KOLKATA - The archbishop of Kolkata on Wednesday condemned claims by a prominent Hindu group that Mother Teresa's work was motivated by a desire to convert Indians to Christianity.
Thomas D'Souza said the Nobel peace laureate "wanted to give dignity to the poor and the sick and dying," calling the claims by the head of the right-wing Rashtriya Swayamsevak Sangh (RSS) "absolutely false".
"She believed that every person is created in the image and likeness of God," he said. "Whatever Bhagwat has said is absolutely false."
RSS chief Mohan Bhagwat sparked protest in India when he said this week that the true motive behind the nun's work was that its beneficiaries should turn to Christianity.

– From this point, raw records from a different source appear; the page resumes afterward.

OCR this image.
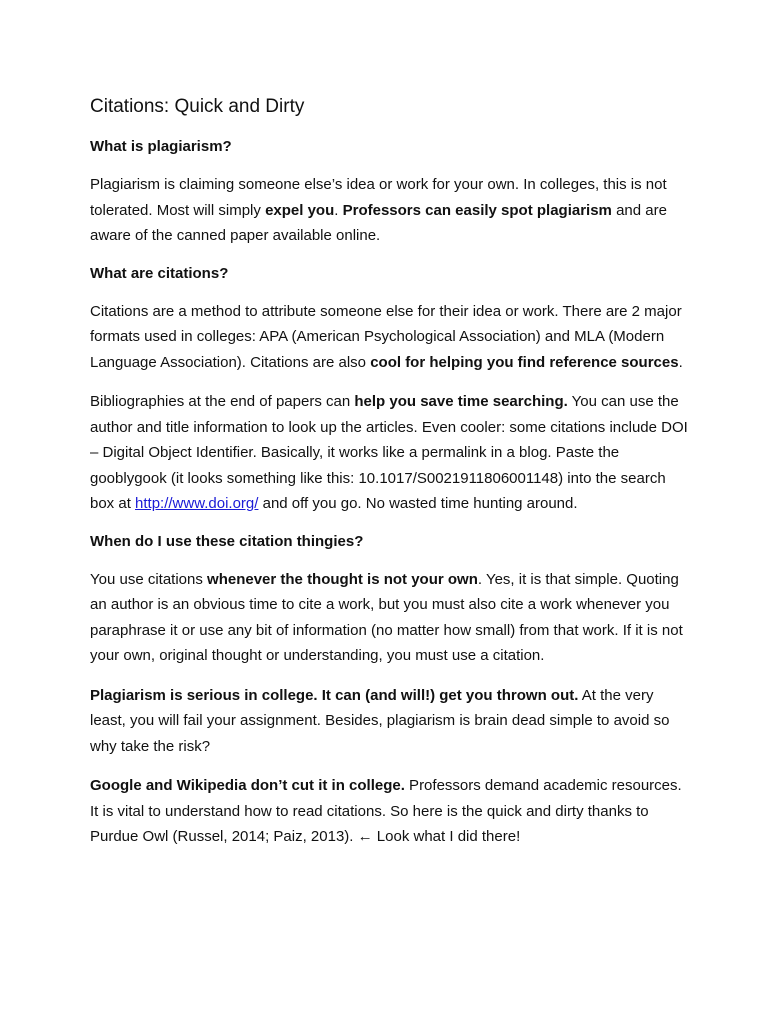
Citations: Quick and Dirty
What is plagiarism?
Plagiarism is claiming someone else’s idea or work for your own. In colleges, this is not tolerated. Most will simply expel you. Professors can easily spot plagiarism and are aware of the canned paper available online.
What are citations?
Citations are a method to attribute someone else for their idea or work. There are 2 major formats used in colleges: APA (American Psychological Association) and MLA (Modern Language Association). Citations are also cool for helping you find reference sources.
Bibliographies at the end of papers can help you save time searching. You can use the author and title information to look up the articles. Even cooler: some citations include DOI – Digital Object Identifier. Basically, it works like a permalink in a blog. Paste the gooblygook (it looks something like this: 10.1017/S0021911806001148) into the search box at http://www.doi.org/ and off you go. No wasted time hunting around.
When do I use these citation thingies?
You use citations whenever the thought is not your own. Yes, it is that simple. Quoting an author is an obvious time to cite a work, but you must also cite a work whenever you paraphrase it or use any bit of information (no matter how small) from that work. If it is not your own, original thought or understanding, you must use a citation.
Plagiarism is serious in college. It can (and will!) get you thrown out. At the very least, you will fail your assignment. Besides, plagiarism is brain dead simple to avoid so why take the risk?
Google and Wikipedia don’t cut it in college. Professors demand academic resources. It is vital to understand how to read citations. So here is the quick and dirty thanks to Purdue Owl (Russel, 2014; Paiz, 2013). ← Look what I did there!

Mother Teresa won global acclaim for her work in the slums of Kolkata and is still revered by Indians of all faiths.
Bhagwat's comments come at a time of heightened sensitivity over religious freedom in India, where churches and a Christian school have been attacked in recent months.
The RSS is a key supporter of India's Hindu nationalist prime minister, Narendra Modi, who recently promised to crack down on religious violence and ensure freedom of worship for all faiths.
Modi had been heavily criticised for not speaking out earlier against religious violence and has also faced flak for remaining silent about a recent spate of mass "re-conversions" of Christians and Muslims to Hinduism.
Sunita Kumar, spokeswoman for Mother Teresa's Missionaries of Charity, told AFP that Bhagwat's comments were "very sad" and called him "ill-informed".
"I am a devout Sikh. I never witnessed any conversion or felt that there was a covert or overt design to convert people to Christianity," said Kumar, who worked closely with Mother Teresa before the nun's death in 1997.
"She preached to serve the poor and to care for the sick and dying."
Critics of Modi's ruling Hindu nationalist Bharatiya Janata Party (BJP) have voiced fears about a rise in influence of Hindu hardliners.
Modi joined the RSS in his youth and the organisation campaigned heavily for his party at last year's general election, which it won in a landslide.